Bitung  

Dr Michael Remizaldy Jacobus SH MH Apresiasi Langka Prabowo Atas Abolisi dan Amnesti dari ‘Peradilan Sesat’

Dr Michael Remizaldy Jacobus SH MH (foto: istimewa)

Editor/Pewarta: Alfondswodi

BITUNG (Gawai.co) – Dr Michael Remizaldy Jacobus SH MH, menanggapi proses Abolisi dan Amnesti terpidana Tom Lembong dan Hasto Kristianto dalam kasus tindak pidana korupsi (Tipikor). Minggu (03/08/2025).

Menurut advokat potensial lulusan Doktoral Ilmu Hukum Universitas Trisakti ini, menyatakan peringatan bagi Aparat Penegak Hukum agar tidak tersesat dengan menjadikan hukum sebagai alat politik, karena sedangkan Bintang dilangit boleh jatuh apalagi Cuma Bintang dibahu.

Kasus Tom Lembong jelas tidak ditemukan adanya niat jahat mens rea untuk memperkaya atau menguntungkan diri sendiri atau subyek hukum lainnya. Sedangkan, Hasto Kristianto dituduh menyediakan uang suap sebesar Rp. 400juta dalam kasus Harun Masiku, hanya atas dasar keterangan dua orang saksi dan percakapan whatsapp saksi kedua saksi tersebut.

“Alat bukti yang menunjukan mens rea Tom Lembong tidak ada, sebaliknya Hasto Kristianto dinyatakan bersalah atas dasar keterangan dua orang saksi dan percakapan whatsapp kedua saksi tersebut tanpa ada alat bukti lain yang mengkonfirmasi fakta apa benar uang itu dari Hasto. Nah, ketika peradilan menyatakan mereka bersalah, menurut Saya, ini adalah peradilan sesat atau dalam istilah Belandanya disebut Rechterlijke Dwaling”, ucap Jacobus.

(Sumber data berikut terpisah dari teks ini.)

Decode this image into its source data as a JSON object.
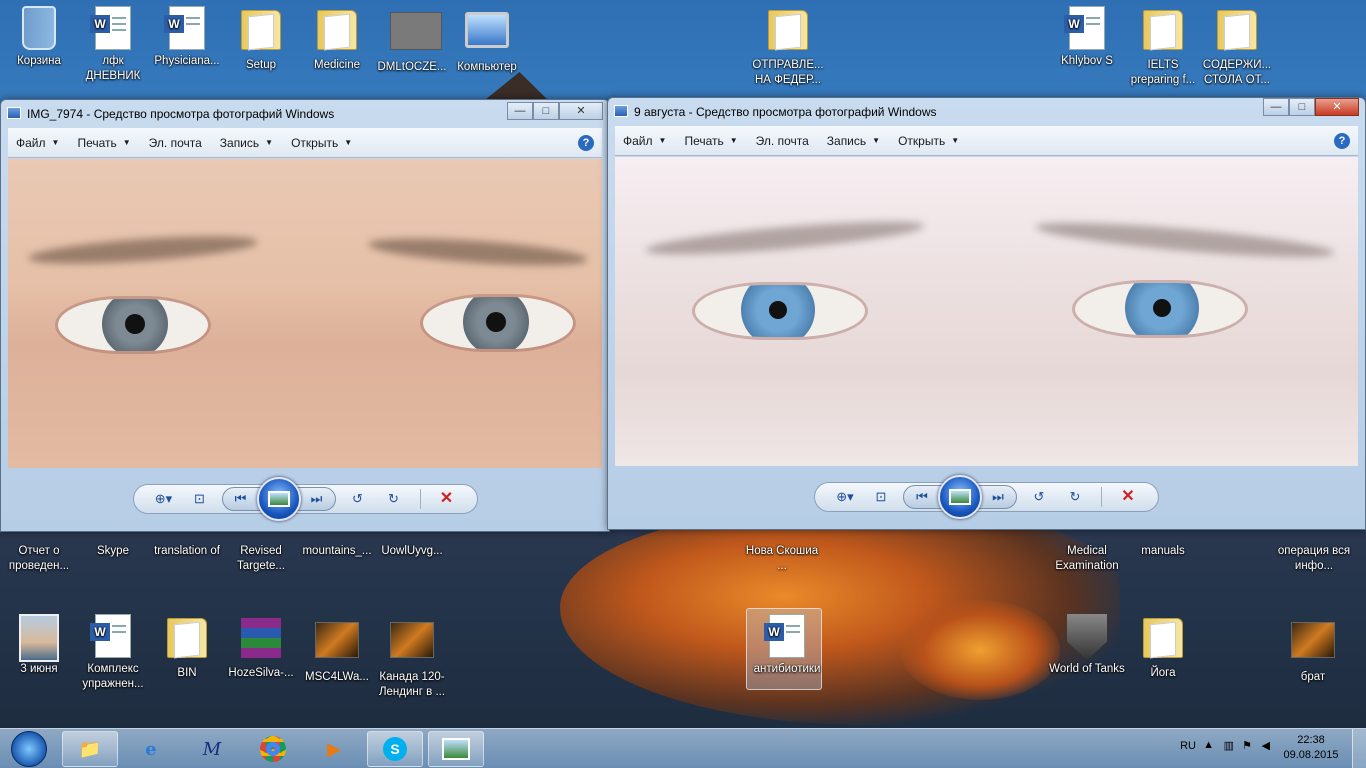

Salah satu the best lawyer Sulawesi Utara yang saat ini menjadi Ketua Tim Penasihat Hukum Ketua Sinode GMIM Pdt. Hein Arina, Th. D dan mantan Kepala BKAD Provinsi Sulut Jeffry R. Korengkeng, SH, M.Si memaparkan bahwa Pasal 183 KUHAPidana mensyaratkan untuk menyatakan seseorang bersalah adalah sekurang-kurangnya dua alat bukti dimana berdasarkan alat bukti tersebut hakim meyakini kesalahan terdakwa, maka barulah diputuskan seseorang bersalah.

“Menurut ketentuan tersebut, keyakinan hakim bukanlah hal yang hadir tiba-tiba, melainkan dibangun atau dikonstruksikan oleh sekurang-kurangnya dua alat bukti. Artinya, tanpa bukti hakim tidak bisa mengadili berdasarkan keyakinan semata. Dan pengertian sekurang-kurangnya dua alat bukti dalam Pasal 183 KUHAPidana seharusnya dimaknai sekalipun sudah ada 2 alat bukti misalnya 2 orang saksi dan bukti whatsapp 2 orang saksi tersebut,” katanya. Sabtu (02/08/2025).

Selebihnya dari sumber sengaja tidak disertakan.